Personally I have encountered the magna anima, the big psyche, the giving heart of the Arabs and its complicated, twisted ways, which sometimes disguise it into its opposite, the anima parvula: People who lead the most extreme dreams of the West and in public they would not admit doing so. People who doubt and their intrinsic voice constantly criticizes; but in public they reiterate fixed sentences, from the holy books or the traditional wisdom of previous centuries. They avoid poetry like pestilence but they confess their inner feeling through the verses of a song of Fayrouz. They imagine the tidy public space of the Western cities, with the parks and alleys, but all they invest in is the private realm. An emotional eroticism is spread everywhere in their literature, body language and dreams, but in terms of the public discourse, they appear as being imprisoned in the most austere Carmelite convent. They refuse the notion of the citizen, and then they appear as a unified suffering entity, with the signs of war on their bodies and in their eyes. So many successive generations of lost relatives, refugees, migrants, lost lands, alienated fields, taken away just before harvesting their crop… So much repulsed pain.

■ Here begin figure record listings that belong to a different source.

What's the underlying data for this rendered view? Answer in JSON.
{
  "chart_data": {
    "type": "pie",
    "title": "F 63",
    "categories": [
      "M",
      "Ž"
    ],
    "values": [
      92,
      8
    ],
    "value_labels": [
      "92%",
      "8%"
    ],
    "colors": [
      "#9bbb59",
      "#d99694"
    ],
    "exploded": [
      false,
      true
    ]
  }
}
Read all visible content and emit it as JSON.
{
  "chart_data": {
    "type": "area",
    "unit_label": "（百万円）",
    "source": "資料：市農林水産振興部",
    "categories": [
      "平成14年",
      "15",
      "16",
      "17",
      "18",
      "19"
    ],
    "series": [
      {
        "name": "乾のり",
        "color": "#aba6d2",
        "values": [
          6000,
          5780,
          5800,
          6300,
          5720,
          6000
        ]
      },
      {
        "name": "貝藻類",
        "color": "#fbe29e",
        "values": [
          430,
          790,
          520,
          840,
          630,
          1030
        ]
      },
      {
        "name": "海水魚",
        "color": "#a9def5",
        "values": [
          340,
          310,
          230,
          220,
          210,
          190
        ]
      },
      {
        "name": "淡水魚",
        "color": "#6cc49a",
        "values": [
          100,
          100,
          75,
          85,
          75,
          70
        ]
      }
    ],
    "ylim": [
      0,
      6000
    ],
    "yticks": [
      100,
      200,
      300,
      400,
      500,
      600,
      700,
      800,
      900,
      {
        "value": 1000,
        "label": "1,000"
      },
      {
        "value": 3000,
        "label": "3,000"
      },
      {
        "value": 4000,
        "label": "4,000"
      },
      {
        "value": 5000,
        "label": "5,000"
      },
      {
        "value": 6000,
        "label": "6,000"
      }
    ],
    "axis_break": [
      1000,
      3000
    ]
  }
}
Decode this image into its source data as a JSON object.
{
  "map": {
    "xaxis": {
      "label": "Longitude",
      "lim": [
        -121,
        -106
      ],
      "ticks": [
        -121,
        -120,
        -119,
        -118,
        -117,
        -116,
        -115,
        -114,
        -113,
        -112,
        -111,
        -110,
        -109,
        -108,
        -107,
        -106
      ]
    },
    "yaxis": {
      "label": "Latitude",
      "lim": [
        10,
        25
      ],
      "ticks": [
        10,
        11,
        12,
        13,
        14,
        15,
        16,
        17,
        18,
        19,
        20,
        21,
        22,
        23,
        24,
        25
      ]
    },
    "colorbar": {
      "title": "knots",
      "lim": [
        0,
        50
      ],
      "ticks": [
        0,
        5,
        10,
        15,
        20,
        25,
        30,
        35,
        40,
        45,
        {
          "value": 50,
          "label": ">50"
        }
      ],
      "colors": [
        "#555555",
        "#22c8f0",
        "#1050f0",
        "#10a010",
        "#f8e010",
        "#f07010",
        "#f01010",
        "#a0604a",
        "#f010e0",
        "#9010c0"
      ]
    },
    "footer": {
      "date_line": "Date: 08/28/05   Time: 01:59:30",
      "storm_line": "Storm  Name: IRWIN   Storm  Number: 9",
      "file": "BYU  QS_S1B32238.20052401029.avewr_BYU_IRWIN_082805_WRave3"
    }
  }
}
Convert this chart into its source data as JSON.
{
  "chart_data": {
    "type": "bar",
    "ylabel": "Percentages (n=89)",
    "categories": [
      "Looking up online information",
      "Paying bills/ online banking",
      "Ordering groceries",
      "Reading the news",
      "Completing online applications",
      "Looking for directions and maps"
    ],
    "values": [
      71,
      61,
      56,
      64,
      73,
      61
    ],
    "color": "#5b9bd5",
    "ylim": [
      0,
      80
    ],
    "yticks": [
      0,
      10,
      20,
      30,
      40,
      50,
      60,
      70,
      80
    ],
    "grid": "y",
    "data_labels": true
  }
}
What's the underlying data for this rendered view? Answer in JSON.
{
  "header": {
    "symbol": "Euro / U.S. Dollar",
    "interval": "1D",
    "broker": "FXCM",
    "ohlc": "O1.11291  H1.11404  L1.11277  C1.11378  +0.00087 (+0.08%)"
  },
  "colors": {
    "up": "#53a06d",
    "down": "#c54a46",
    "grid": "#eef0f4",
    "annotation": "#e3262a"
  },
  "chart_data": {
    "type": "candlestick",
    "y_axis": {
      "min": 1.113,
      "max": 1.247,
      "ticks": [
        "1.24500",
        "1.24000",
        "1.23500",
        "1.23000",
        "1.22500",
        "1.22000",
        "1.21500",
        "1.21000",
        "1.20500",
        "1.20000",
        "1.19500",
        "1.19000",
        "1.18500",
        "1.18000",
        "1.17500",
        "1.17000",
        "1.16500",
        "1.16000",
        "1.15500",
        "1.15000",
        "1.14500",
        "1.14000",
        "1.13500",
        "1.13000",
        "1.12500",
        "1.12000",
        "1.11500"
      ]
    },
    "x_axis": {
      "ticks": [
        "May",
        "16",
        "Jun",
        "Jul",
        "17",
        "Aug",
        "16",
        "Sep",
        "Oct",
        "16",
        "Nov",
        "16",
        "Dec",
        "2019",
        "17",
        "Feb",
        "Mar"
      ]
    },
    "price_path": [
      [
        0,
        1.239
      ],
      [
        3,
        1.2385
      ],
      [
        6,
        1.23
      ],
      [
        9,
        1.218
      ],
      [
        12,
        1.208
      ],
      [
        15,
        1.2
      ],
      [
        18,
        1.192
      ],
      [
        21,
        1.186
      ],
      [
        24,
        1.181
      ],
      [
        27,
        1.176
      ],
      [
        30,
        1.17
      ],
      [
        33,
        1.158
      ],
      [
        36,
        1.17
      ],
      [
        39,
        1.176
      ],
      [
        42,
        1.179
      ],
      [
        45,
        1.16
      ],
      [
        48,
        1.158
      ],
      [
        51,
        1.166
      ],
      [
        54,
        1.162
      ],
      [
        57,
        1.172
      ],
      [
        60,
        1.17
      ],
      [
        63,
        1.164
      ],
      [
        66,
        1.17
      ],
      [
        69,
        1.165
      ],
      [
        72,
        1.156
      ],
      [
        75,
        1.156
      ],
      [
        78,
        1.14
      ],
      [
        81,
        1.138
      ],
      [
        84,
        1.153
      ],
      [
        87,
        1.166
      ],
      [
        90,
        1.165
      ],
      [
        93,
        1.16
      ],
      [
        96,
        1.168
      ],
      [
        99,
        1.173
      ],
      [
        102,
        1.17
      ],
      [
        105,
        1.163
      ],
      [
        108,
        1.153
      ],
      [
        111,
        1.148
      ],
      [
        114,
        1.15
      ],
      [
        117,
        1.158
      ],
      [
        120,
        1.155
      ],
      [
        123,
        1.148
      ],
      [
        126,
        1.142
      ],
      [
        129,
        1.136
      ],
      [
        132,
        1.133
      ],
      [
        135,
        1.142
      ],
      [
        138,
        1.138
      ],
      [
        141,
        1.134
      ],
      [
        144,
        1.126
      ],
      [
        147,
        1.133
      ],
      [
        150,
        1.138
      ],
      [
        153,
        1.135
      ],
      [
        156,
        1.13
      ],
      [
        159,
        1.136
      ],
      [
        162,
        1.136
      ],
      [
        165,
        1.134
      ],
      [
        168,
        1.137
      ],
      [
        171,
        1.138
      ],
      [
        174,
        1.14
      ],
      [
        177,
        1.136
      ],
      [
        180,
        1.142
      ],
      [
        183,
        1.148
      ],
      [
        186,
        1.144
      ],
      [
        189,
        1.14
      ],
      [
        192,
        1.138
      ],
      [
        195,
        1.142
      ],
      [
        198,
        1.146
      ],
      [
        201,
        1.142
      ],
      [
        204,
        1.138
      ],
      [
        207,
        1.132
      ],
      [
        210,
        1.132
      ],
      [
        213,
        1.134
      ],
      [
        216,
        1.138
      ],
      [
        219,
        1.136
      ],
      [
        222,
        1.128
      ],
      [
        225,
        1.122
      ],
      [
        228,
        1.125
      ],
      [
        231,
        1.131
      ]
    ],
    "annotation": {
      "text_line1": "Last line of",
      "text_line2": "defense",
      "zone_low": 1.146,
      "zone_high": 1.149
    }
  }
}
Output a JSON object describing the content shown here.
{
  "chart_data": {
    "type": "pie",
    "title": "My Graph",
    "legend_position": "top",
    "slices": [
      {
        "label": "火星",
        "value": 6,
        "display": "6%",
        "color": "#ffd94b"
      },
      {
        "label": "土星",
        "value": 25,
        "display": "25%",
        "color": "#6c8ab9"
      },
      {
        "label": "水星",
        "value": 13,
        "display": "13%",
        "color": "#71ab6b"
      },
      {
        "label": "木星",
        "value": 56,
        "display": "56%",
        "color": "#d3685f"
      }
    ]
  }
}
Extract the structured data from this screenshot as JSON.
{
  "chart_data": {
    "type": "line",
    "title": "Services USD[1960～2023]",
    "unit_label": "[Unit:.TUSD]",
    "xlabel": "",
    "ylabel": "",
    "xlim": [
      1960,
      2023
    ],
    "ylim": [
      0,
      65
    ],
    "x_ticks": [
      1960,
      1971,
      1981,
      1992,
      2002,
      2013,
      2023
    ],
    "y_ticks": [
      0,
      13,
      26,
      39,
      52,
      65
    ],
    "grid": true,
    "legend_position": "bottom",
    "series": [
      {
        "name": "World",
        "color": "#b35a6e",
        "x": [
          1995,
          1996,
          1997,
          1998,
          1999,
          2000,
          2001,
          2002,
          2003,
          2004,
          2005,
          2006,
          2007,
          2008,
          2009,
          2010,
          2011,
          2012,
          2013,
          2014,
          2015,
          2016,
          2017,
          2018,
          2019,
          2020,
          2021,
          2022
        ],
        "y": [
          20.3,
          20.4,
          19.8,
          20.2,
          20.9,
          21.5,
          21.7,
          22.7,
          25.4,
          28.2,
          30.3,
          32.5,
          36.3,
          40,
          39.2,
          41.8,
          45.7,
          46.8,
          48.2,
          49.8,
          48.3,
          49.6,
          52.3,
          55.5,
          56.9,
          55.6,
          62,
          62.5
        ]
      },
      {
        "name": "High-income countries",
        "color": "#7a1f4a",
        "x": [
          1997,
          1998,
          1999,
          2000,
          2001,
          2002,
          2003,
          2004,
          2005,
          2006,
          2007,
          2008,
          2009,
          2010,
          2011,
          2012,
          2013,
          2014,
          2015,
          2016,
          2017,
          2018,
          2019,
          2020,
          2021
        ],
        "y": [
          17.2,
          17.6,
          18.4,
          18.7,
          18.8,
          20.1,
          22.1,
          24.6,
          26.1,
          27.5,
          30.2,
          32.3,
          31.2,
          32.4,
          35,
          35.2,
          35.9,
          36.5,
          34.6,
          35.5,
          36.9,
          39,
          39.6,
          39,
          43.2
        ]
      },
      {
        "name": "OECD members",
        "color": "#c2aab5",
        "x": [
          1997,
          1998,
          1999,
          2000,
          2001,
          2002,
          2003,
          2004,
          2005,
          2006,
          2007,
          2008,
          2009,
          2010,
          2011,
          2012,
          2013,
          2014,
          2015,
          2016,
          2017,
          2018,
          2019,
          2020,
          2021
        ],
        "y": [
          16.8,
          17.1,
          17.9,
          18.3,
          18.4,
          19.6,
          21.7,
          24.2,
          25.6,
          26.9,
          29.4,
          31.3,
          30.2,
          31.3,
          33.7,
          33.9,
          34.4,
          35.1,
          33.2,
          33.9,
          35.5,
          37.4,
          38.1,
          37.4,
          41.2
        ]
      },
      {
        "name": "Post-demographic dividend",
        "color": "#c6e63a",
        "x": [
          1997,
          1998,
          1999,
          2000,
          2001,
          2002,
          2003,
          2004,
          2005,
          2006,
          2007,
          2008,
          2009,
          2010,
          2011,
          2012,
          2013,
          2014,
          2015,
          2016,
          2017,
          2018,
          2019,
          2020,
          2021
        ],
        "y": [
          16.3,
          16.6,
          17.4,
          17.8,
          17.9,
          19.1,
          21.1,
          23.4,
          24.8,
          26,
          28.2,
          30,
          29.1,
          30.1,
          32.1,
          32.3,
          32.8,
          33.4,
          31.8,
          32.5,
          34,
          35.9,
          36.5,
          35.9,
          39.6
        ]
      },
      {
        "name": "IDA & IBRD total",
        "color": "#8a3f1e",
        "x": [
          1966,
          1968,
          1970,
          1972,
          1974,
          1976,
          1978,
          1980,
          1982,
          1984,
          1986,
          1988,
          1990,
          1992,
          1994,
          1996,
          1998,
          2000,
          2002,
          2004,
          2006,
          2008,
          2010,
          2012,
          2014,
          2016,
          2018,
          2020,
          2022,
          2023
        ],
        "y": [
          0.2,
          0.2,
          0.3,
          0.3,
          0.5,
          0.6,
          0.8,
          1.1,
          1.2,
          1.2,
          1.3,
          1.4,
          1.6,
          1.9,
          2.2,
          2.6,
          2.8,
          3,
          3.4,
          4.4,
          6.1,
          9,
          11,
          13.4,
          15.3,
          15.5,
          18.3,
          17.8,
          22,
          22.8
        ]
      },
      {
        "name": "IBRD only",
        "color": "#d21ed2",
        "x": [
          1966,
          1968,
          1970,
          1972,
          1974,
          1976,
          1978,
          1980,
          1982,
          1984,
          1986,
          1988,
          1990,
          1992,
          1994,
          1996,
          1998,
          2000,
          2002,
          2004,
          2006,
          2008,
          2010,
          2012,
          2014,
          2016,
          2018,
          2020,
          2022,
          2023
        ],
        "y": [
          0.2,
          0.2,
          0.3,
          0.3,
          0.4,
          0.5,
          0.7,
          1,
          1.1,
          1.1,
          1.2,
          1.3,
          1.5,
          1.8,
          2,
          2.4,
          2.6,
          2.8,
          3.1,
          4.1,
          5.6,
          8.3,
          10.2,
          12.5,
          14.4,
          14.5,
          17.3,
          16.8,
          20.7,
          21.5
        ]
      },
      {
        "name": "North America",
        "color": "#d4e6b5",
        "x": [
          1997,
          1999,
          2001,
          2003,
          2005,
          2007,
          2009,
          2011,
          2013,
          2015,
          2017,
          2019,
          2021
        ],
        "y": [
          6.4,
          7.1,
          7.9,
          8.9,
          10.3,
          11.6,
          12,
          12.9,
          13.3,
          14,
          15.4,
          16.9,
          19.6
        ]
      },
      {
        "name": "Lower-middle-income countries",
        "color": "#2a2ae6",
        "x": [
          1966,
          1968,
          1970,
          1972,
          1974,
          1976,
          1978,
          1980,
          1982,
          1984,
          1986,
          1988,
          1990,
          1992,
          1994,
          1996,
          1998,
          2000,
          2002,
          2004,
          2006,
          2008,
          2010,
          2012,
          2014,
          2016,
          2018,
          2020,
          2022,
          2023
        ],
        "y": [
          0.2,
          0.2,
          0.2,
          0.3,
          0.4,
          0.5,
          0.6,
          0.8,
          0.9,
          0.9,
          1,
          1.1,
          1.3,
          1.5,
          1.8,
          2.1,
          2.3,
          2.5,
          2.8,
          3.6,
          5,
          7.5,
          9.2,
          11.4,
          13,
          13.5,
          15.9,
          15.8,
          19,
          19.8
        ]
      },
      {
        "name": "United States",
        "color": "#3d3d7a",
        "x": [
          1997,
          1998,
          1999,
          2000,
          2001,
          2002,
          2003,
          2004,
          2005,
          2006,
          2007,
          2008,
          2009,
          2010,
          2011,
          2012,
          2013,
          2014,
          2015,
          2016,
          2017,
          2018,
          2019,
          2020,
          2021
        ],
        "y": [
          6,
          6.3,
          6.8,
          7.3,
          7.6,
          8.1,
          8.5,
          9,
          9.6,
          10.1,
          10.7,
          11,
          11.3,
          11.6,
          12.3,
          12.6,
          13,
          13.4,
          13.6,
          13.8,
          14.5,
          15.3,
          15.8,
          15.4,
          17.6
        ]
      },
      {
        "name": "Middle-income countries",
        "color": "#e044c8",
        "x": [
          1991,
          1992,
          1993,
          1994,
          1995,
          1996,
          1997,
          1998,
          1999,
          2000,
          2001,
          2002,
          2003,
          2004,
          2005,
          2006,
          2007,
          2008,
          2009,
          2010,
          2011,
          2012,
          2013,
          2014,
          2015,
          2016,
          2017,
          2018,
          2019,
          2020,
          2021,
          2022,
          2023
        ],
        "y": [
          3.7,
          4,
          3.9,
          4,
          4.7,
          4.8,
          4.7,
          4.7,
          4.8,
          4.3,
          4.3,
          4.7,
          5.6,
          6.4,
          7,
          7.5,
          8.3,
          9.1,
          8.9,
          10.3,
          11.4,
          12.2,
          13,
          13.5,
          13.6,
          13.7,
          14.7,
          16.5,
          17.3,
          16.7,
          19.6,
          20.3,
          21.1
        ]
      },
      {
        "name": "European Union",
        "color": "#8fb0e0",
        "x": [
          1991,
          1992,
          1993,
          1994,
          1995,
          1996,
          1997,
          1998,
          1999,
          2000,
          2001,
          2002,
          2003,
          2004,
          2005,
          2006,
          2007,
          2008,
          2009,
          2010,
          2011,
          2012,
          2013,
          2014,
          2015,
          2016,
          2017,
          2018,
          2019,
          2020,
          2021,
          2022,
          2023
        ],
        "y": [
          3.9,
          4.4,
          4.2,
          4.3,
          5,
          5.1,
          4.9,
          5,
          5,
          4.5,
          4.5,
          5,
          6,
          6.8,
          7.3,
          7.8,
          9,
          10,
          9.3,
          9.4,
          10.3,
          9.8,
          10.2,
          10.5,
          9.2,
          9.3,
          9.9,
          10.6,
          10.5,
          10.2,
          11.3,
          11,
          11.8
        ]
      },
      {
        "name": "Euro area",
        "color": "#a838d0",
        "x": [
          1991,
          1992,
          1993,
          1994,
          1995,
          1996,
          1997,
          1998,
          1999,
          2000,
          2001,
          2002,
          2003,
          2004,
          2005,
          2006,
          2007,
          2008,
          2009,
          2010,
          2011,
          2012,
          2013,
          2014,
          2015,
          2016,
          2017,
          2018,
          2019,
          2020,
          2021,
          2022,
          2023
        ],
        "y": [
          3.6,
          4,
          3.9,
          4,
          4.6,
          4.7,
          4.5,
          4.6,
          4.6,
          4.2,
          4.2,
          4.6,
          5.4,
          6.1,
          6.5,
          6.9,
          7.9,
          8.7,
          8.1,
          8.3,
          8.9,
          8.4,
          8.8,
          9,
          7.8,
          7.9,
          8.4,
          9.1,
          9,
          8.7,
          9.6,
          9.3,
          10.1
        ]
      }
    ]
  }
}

Such extensive use of the ultimate solution of silence: because I see that on many occasions the elderly would not tell their precise stories to the generation of their grandchildren and the public narratives through history classes, television and special days of commemoration are selective, heroic and impersonal.
I notice how milder contradictions in Greece, have troubled my generation, leading to stress, dual behaviours and complexes. But, recently, quite few friends have told me in confidence that they decided to face the split and to spread their limps on the leather sofa of the analyst.